What is NAMS? NAMS is an algorithm that aims at quantifying molecular similarities using a very robust and efficient graph matching algorithm. It compares favourably to other structural similarity approaches like molecular fingerprints. It is very flexible and can be used a generic tool for molecular analysis and has been used in actual research projects for in silico drug discovery. NAMS has been published in 2013

NAMS has a number of advantages over molecular fingerprints. In the first place it is totally unambiguous. If two molecules have a similarty of 100% then they are the same molecule; NAMS can discriminate between stereo-isomers and cis-trans isomers. Also it does not rely on any arbitrary hashing function that can cause difficult to understand mismatches. The output of NAMS is clear and can be understood, as it is based on molecular atom matching, so any user can verify which atom in one molecule best matches the other atoms in the second molecule.

As a drawback the NAMS algorithm is not as fast as molecular fingerprints and comparing large molecules can take more than linear time. Nevertheless its speed is typically very fast for screening even moderately sized databases. With modest hardware and without any parallel code optimization, using the C version over the ChEMBL database, each comparison takes on average 12 ms, but is very dependent on the size of the molecules being compared. On databases with a majority of small molecules (MW < 200 Da), the processing takes 1-3 ms per comparisos, while on very large molecules (MW > 2000 Da) it can take much longer.

Since its humble beginings as a proof of concept tool developed in Python, NAMS has come a long way. In the first place it was rewritten in C and it became about 100x faster. Also a flexible command line interface to the basic algorithm was made making it very easy to integrate in other tools. NAMS was further separated from all eventual chemical libraries necessary for "understanding" a molecule focusing on the graph matching algorithm, and now, each data set can be transformed into a "NAMS ready file" by using a separate Python utility that uses OpenBabel and PyBel.
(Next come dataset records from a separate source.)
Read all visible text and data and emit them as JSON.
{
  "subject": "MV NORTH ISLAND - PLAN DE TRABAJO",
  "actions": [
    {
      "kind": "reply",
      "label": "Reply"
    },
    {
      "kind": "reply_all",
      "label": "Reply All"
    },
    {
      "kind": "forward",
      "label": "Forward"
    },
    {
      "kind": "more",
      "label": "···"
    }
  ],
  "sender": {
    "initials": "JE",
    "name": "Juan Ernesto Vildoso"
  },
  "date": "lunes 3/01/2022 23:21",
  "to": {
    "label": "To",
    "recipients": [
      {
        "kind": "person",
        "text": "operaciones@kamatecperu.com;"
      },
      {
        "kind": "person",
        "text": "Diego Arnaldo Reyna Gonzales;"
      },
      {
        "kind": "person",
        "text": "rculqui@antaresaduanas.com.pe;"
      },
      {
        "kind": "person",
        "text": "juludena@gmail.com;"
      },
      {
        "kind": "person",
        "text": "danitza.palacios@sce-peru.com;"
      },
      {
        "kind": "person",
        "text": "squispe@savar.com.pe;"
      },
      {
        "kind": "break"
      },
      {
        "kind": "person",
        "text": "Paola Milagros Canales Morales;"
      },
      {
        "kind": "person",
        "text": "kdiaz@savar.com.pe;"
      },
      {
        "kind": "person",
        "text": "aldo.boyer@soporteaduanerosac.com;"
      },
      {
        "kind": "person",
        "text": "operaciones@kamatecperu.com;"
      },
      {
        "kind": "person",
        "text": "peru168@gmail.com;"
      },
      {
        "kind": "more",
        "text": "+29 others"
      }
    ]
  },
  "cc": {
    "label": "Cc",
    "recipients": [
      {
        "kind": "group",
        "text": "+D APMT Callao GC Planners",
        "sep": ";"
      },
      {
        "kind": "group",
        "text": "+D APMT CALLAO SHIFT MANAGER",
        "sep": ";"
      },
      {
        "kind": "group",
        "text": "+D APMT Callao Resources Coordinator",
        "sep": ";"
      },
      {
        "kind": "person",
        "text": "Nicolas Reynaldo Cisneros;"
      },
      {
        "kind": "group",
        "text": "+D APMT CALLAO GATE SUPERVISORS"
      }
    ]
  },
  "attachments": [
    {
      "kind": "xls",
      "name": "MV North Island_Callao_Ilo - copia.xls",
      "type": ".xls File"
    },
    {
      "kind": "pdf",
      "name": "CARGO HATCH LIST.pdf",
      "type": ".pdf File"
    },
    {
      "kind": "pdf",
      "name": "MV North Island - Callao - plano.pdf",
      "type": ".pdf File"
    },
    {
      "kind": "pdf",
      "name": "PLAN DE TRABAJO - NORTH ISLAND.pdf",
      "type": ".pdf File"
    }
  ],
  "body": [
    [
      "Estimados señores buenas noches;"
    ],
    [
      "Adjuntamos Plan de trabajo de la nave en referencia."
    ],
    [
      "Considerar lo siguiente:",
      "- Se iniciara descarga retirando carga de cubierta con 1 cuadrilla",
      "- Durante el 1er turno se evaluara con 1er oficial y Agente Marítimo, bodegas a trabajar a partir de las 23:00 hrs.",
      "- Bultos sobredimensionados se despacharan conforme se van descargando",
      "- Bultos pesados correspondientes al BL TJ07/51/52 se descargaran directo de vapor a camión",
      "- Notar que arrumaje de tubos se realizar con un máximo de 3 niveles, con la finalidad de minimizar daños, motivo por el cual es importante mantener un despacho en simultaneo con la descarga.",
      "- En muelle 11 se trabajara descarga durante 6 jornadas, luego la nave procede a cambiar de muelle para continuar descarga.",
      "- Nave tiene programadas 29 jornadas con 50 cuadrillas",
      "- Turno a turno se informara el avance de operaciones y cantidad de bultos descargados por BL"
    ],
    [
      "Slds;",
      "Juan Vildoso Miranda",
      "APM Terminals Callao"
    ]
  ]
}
This page aims at giving the resources for using NAMS by a wider community. Firstly by providing the source code of the NAMS tool in C and the dataset processing tool in Python. The Windows binaries of the tool are also provided as well as a make file for compiling the code in any other platform.

Here we will also be providing some tutorials for using NAMS by itself or within other platforms. This will be an ongoing effort but the first tutorials for using NAMS within R are already available.